BY ALEXANDER WILLIS

MONTGOMERY, Ala. — A growing number of Alabama hospitals may soon lose inpatient services, most notably obstetrical and mental health care, due to seeking financial assistance from a federal program that comes with strict regulatory requirements.

Concerns over the trend were expressed Thursday by Alabama State Health Officer Dr. Scott Harris, who, during a meeting of the State Committee of Public Health, spoke to the growing number of hospitals seeking to participate in the federal program.

“In the news quite a bit lately has been Rural Emergency Hospital conversions, I know some of you know those stories very well,” Harris said. 

“We’ve had a conversion in Bullock County already, we’ve heard announcements from Grove Hill (Memorial Hospital), and we’ve had a couple of other applications that have been filed as well that we know about, and there may be others.”

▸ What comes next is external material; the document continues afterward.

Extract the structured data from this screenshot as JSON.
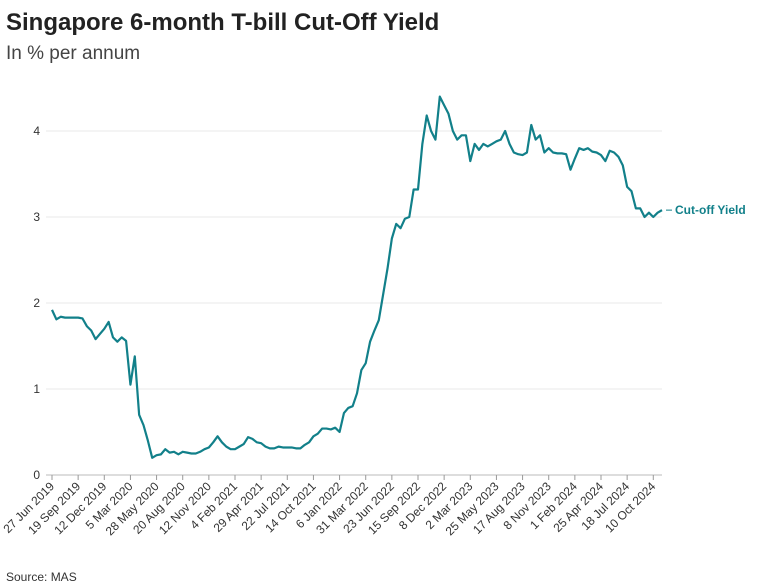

Alabama State Health Officer Scott Harris speaks during a July 18 meeting of the State Committee of Public Health in Montgomery.

The program was established under the 2021 Consolidated Appropriations Act, and allows for rural hospitals to request designation as an Emergency Rural Hospital, or REH. Such a designation provides hospitals with higher reimbursement rates and substantial financial assistance, generally around $276,233 a month, or $3.3 million a year.

According to CMS, the goal of the designation is “to avert potential closure and continue to provide essential services for the communities they serve.” The REHs can provide emergency services, observation care and out-patient services that do not exceed 24 hours.

However, hospitals designated as an REH lose their ability to perform inpatient services. Harris warned that if the number of hospitals applying to the program grows, it could pose a serious problem for inpatient service access across the state.

“We certainly recognize that that’s a necessary step for many of these facilities that are just trying to stay afloat and maintain some level of services in their communities,” he said. 

“The restrictions mean that you don’t have the same type of inpatient services available, so OB services go away, mental health services go away. It really is a crucial time for our hospitals; things are changing faster than I’ve ever seen.”

To date, only Bullock County Hospital has fully transitioned to having an REH designation. The transition, Alabama Department of Mental Health Commissioner Kim Boswell said recently, has already caused the hospital to lose 30 mental health beds.

“If you become an REH, that model doesn’t allow you to have very many inpatient beds in your hospital setting,” Boswell said, speaking Wednesday during a budget hearing in Montgomery. “So you might have had 20 beds before, but now you can only have ten, and then you have to decide are those beds going to be site beds or something else.”

Other hospitals that have either applied or publicly announced intent to convert to an REH designation include J Paul Jones Hospital in Wilcox County, East Alabama Medical Center-Lanier in Chambers County, and Grover Hill Memorial Hospital in Clarke County, according to Harris.

Harris later told Alabama Daily News that one of the main factors in hospitals gravitating toward seeking an REH designation was Alabama’s low Medicare reimbursement rates, which for many rural hospitals with low patient volume, aren’t sufficient to remain financially sound.

“It’s a really difficult time for Alabama’s hospitals right now, they have a tough time with the way that we’re reimbursed in this state, they essentially have fixed revenues if you will,” Harris told ADN.

“Our Medicare reimbursement is also the lowest in the country, and so that’s really frustrating. If you’re a hospital in Alabama and you have a patient, and you give them great care and they get better, if only you’d done that same exact thing across the line in Tennessee or Georgia, you would have gotten paid more for the same exact services because of the reimbursement.”

Given that Medicare reimbursement rates are set by the Centers for Medicare & Medicaid Services, a federal agency, Harris said there wasn’t much state lawmakers could do to target that issue specifically.

“The reason this is happening is because these hospitals can’t make it anymore financially in the environment that we’re in, (and) we don’t have any ability to change the federal rules about REHs of course, that’s a CMS rule set,” he said.

“We’re glad that these hospitals aren’t going away completely, but it’s a shame that you lose access to many of those inpatient services. I think the ones we’re going to feel most acutely is going to be the loss of mental health beds, and in some cases, OB services as well.”